Psychology needs a better understanding of the future supply of and national need for psychologists—to help education and training institutions, public policy-makers, and prospective and current psychologists make informed decisions about their careers.
To that end, APA's former Research Office has become the Center for Psychology Workforce Analysis and Research, an organizational unit with a larger staff and an expanded mission, says director Jessica Kohout, PhD.
The center will seek new sources of information, collect more data and employ more research staff to fulfill its expanded mission of exploring how many are in the field's education and training pipeline, where psychologists work, what the environment holds for psychology and where psychologists will be needed five to 10 years from now, Kohout says.
The center will move away from relying on a small staff supported by paid research interns, usually graduate students who assist the full-time researchers in running surveys and analyzing data. Instead, four full-time research assistants will be hired as permanent staff to replace the interns and additional mid-level research staff positions will be added over the next two years.
Before the reorganization, "with as few people as we have and as many requests for information, it's been difficult to digest the data and actually think about it," Kohout says.
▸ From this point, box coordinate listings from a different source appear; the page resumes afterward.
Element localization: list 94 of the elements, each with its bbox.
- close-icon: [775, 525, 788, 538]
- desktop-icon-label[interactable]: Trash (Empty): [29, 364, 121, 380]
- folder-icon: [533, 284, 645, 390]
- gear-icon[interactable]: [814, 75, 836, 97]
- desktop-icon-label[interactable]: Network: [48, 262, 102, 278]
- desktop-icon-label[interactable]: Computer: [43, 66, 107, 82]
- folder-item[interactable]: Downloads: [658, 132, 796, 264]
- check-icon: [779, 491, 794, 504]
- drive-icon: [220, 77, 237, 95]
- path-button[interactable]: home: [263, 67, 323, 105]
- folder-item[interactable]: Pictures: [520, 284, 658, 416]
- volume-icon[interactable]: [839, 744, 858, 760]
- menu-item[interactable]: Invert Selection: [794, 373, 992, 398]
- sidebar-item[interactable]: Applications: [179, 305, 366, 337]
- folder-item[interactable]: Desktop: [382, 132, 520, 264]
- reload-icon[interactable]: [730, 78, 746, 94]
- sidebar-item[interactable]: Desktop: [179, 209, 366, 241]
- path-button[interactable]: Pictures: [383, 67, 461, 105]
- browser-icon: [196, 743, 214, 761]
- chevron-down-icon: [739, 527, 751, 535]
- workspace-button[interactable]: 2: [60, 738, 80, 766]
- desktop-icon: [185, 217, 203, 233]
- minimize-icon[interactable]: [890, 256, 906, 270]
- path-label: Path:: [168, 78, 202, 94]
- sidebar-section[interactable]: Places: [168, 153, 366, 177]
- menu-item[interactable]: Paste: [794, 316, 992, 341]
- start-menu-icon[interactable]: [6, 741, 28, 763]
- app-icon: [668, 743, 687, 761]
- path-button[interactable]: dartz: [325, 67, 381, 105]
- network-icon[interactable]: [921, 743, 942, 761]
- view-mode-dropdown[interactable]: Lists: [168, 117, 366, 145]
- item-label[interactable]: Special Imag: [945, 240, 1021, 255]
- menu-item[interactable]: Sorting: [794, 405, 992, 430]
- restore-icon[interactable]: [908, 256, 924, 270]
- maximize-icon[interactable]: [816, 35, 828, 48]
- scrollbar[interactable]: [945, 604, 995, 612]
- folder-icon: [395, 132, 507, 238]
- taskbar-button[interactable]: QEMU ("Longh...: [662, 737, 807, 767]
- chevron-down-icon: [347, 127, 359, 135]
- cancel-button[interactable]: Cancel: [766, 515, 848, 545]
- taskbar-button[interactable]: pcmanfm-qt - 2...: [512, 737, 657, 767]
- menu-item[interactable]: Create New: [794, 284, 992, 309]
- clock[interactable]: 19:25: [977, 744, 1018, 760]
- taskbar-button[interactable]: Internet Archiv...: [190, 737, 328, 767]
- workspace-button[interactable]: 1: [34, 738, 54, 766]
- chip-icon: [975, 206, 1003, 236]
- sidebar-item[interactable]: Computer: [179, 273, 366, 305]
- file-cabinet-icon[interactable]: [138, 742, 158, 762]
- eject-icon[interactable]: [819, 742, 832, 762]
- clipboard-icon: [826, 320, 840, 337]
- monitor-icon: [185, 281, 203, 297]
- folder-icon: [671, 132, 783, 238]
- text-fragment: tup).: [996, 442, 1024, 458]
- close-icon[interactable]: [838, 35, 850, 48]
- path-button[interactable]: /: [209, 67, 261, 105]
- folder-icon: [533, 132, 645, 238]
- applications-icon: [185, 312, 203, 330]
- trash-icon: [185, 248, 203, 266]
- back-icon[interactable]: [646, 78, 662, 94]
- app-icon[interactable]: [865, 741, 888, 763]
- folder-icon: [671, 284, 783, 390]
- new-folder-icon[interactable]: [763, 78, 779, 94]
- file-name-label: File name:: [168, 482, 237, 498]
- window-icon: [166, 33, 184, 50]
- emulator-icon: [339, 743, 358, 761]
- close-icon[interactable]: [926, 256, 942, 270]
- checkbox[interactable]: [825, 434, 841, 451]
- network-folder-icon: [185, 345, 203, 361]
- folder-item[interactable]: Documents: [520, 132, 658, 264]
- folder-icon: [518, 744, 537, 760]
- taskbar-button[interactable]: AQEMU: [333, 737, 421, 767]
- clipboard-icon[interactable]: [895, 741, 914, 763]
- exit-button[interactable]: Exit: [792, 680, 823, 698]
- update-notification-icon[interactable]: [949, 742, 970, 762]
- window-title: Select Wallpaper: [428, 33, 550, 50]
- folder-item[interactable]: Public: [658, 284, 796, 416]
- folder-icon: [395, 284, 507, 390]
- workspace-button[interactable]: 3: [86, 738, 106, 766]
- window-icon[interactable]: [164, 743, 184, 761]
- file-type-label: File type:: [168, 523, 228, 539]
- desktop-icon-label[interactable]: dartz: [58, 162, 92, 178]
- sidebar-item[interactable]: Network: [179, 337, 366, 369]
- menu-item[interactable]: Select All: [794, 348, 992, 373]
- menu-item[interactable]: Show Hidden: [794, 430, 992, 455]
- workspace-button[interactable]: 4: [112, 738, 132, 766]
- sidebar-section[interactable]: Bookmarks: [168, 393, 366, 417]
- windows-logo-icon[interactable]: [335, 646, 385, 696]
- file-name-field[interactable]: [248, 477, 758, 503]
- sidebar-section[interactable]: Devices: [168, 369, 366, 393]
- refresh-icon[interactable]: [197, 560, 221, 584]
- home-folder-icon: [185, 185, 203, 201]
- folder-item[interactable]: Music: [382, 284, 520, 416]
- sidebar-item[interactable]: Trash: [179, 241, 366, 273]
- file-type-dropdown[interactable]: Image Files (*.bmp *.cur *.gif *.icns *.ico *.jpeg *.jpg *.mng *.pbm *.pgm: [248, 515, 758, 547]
Cynthia Belar, PhD, executive director of APA Education Directorate, sees the center and the information it will develop as essential to fulfilling APA's mission to advance psychology as a science and profession in promoting health, education and human welfare.
"In my opinion, one of the major functions of a disciplinary society should be gathering data on its own discipline, and its pipeline and its graduates," Belar says.
The center plans ongoing analysis and research projects across five broad categories, including:
Environmental scan-an analysis of the scientific, technical, economic, social and political trends important to psychology that will provide the context for decisions about need, demand and supply. A comprehensive environmental scan will be performed every five years, with updates made annually.
Psychology work force-a description of the number of psychologists working in health care, education, science, industry, social services and government, with employment status and demographic information.
Psychology pipeline-a report on the number of students enrolled in psychology at the bachelor's, master's and doctoral level, with race/ethnicity, gender and other demographic information.
Psychology work force estimate of need and demand-current and future estimates of needs and demand in the psychology work force and, potentially, ways to "realize" need.
Career-development survey series-data collection on the ways in which psychologists move into the field; how they transition through the early, middle and late stages of careers; and how they leave through retirement or career change.
Previously, some of the Research Office's main projects included the biennial Doctorate Employment Survey, the biennial Salary Survey and the annual Faculty Salary Survey. Through those surveys, the office collected information on educational experiences and employment, including information on setting of employment, status, activity and debt.
Those surveys will continue, but will need to collect more information to meet the center's comprehensive analysis goals, Kohout says.
The recent move to expand APA's work force research capabilities received significant support with a study by an APA Board of Educational Affairs-appointed task force in 2003 chaired by Emanuel Donchin, PhD. Based on its recommendations, a second study panel appointed by APA's Board of Directors in December 2004 presented its findings to the Council of Representatives at the 2006 Annual Convention in August. Council approved a two-phase transition plan, with the first phase completed last year. Phase I included reorganizing the research office into the center and setting research priorities.
For 2007, Phase II includes launching new research projects, collecting data and writing reports; hiring additional professional staff; meeting with other agencies to develop projects; presenting reports; and seeking grants to support specific projects.
Ronald Rozensky, PhD, who chaired the Board of Directors task force, says that both APA members and the public will both benefit from the new center. If psychologists are armed with more information about the field, they can make an even better case to public policy-makers about issues such as increased funding to meet the needs of underserved populations and why psychology should received increased training funding, Rozensky says.